To: Frank Griffin who wrote (36984)9/14/2000 11:52:07 PM
From: TigerPaw  Read Replies (1) | Respond to of 769670
 
20% of the people pay 80% of the tax. Guess who that 20% is. It isn't you or me.
It may not be you, but it is definitely me. As Andrew Carnegie once said (approximately) "It's no sin to be rich, but it's a sin to die rich". I'm not fool enough to think that I could have gotten ahead without an environment that enables and provides ways to get ahead. That is a great strength in a country that allows a combination of luck and talent and initiative to succeed. That environment is not only one of opportunity, but also one of restrictions. Life should not be guarenteed for some and difficult for others if you really want the talented to rise. A meritocracy serves even those at the bottom better than a gentry.
TP



To: Frank Griffin who wrote (36984)9/15/2000 12:38:49 AM
From: Gordon A. Langston  Respond to of 769670
 

      This paper documents the extensive costs associated with the federal estate tax. Specifically, the report finds:

The existence of the estate tax this century has reduced the stock of capital in the economy by approximately $497 billion, or
3.2 percent.
The distortionary incentives in the estate tax result in the inefficient allocation of resources, discouraging saving and investment
and lowering the after-tax return on investments.
The estate tax is extremely punitive, with marginal tax rates ranging from 37 percent to nearly 80 percent in some instances.
The estate tax is a leading cause of dissolution for thousands of family-run businesses. Estate tax planning further diverts
resources available for investment and employment.
The estate tax obstructs environmental conservation. The need to pay large estate tax bills often forces families to develop
environmentally sensitive land.
The estate tax violates the basic principles of a good tax system: it is complicated, unfair and inefficient.

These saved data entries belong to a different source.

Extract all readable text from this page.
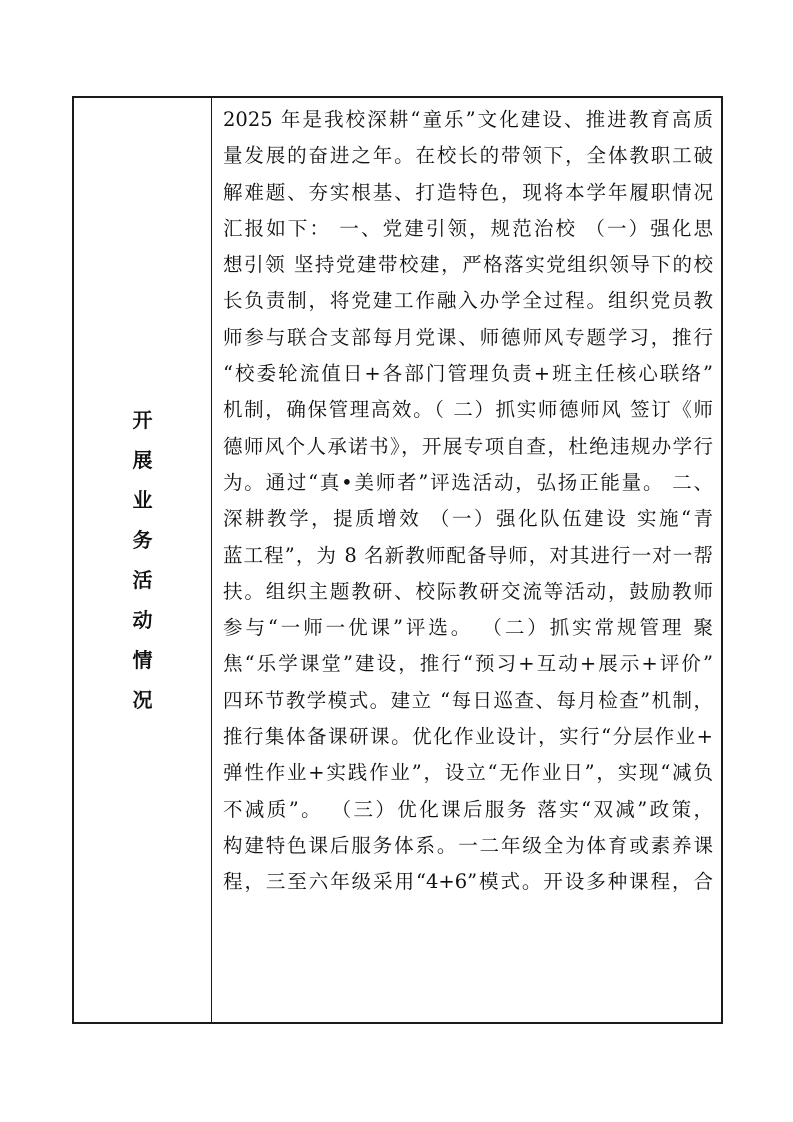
开
展
业
务
活
动
情
况
2025 年是我校深耕“童乐”文化建设、推进教育高质
量发展的奋进之年。在校长的带领下，全体教职工破
解难题、夯实根基、打造特色，现将本学年履职情况
汇报如下： 一、党建引领，规范治校 （一）强化思
想引领 坚持党建带校建，严格落实党组织领导下的校
长负责制，将党建工作融入办学全过程。组织党员教
师参与联合支部每月党课、师德师风专题学习，推行
“校委轮流值日+各部门管理负责+班主任核心联络”
机制，确保管理高效。（ 二）抓实师德师风 签订《师
德师风个人承诺书》，开展专项自查，杜绝违规办学行
为。通过“真•美师者”评选活动，弘扬正能量。 二、
深耕教学，提质增效 （一）强化队伍建设 实施“青
蓝工程”，为 8 名新教师配备导师，对其进行一对一帮
扶。组织主题教研、校际教研交流等活动，鼓励教师
参与“一师一优课”评选。 （二）抓实常规管理 聚
焦“乐学课堂”建设，推行“预习+互动+展示+评价”
四环节教学模式。建立 “每日巡查、每月检查”机制，
推行集体备课研课。优化作业设计，实行“分层作业+
弹性作业+实践作业”，设立“无作业日”，实现“减负
不减质”。 （三）优化课后服务 落实“双减”政策，
构建特色课后服务体系。一二年级全为体育或素养课
程，三至六年级采用“4+6”模式。开设多种课程，合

      In addition, a review of the arguments in favor of the estate tax suggests that the tax produces no benefits that would justify the large social and
economic costs.

The estate tax is a "virtue tax" in the sense that it penalizes work, saving and thrift in favor of large-scale consumption.
Empirical and theoretical research indicates that the estate tax is ineffective at reducing inequality, and may actually increase
inequality of consumption.
The enormous compliance costs associated with the estate tax are of the same general magnitude as the tax's revenue yield, or
about $23 billion in 1998.
The deduction for charitable bequests stimulates little or no additional giving.
The estate tax raises very little, if any, net revenue for the federal government. The distortionary effects of the estate tax result
in losses under the income tax that are roughly the same size as estate tax revenue.


house.gov

The JEC seems to think little of the Estate Tax in the broad view.